Caleb Knueven is a freelance photographer and filmmaker from Kansas. Also known as Bad Flashes on YouTube, he loves to share his excitement for all things analogue, giving his tips, tricks, and reviews on film stocks and cameras.
So, we sent him a roll of our new 2021 production of LomoChrome Turquoise in 35 mm to hear his thoughts. He set out to Joshua Tree in California to capture vast landscapes in all turquoise glory. Here's what he has to say.
Hello Caleb, welcome to the Lomography Online Magazine! May you give a short introduction of yourself?
I’m a Filmmaker / Photographer / coffee lover who’s always looking for that next adventure! Most days you can find me behind a desk editing my Youtube videos for my channel Bad Flashes, but when I see the sun you can bet I’ll have a camera in my hand.
What got you very interested in film photography?
I’ve always been interested in visual storytelling whether that is through film or photography. I was bored one day at my day job and stumbled upon an article about medium format cameras (which at that point I had never heard of), so that very second I bought myself a Holga 120 and the rest is history.
How do you like to describe your photography style?
I would say it’s a mixture of landscape, cityscape and what I'm now calling “Decaying Architectural Photography” (a.k.a shooting abandoned buildings.) I find that old buildings have a rich history behind them and I really like exploring that. Overall if the light and shadow or subject matter catches my eye, I’ll snap a photo and for the most part I like simple compositions.
What was your thought process behind shooting LomoChrome Turquoise? Which camera did you use?
I had a brief encounter several years ago with a roll of LomoChrome Turquoise in 120. I shot that roll in my Pentax 67 while in Vancouver and I loved it! Unfortunately by that time I was late to the party and when I got back to LA it was no longer available. That's why I was excited to get my hands on a pre-production roll. This time I shot it in my Leica M6 with a 12 mm Voigtlander ultra-wide lens, and some images were also taken with a Voigtlander 28 mm.
Where were these taken?
In and around Joshua Tree.
After shooting this film, what do you make of your results? Any first impressions?

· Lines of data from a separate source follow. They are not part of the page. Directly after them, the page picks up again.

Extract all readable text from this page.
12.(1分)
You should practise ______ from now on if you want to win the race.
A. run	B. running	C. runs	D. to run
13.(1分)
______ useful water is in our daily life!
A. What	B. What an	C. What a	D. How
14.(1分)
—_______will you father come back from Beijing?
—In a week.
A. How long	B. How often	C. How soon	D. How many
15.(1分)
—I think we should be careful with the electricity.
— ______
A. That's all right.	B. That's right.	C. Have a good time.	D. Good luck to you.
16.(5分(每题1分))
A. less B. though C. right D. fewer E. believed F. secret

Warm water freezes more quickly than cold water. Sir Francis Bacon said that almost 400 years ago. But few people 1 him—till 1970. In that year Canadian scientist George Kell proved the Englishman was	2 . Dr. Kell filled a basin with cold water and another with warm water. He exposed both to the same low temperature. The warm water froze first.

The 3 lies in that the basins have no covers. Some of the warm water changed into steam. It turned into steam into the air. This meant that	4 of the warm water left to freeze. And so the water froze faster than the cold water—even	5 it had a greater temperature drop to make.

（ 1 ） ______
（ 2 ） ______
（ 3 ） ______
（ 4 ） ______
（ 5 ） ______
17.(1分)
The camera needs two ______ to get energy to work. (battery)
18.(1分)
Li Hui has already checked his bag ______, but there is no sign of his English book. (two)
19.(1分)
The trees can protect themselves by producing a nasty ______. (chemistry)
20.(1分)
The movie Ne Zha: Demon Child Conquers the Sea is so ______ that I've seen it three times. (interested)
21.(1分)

My first thought was “Hells yeah! It’s back, baby!” I just couldn’t wait to get my hands on the updated film stock. Upon further examination while scanning and color correcting, I noticed that the highlights hold up really well. The shadows were a bit underexposed for my liking and sometimes I wasn’t able to save them. I ended up shooting the film at ISO 400 but I think next time I might go for ISO 320 or even ISO 200 for a little more shadow detail. To play devil's advocate though, it could have been due to the ultra-wide lens given that I noticed slightly better shadows while using the 28 mm lens.
If you could shoot this roll again, what or where else would you like to capture?
Well, it’s not a question of “If” but when. I’ve already pre-ordered a bunch in both 35 mm and 120! I would like to do more testing with colors to see what types of color shifts I can manage with this film. After that, I’ll probably take it to Utah. I have a massive trip planned that will take two weeks and you can bet I’ll be bringing LomoChrome Turquoise along. I don’t do a lot of portrait work but it would also be fun to try and capture something unique with this film stock.
Do you have any tips or tricks you can share for those looking to try this film?
I feel like I would have to put a few rolls through my camera and test a bit more before I could give some solid tips or tricks but maybe if anything, just have fun! And when I do stumble on some tips I'll definitely share!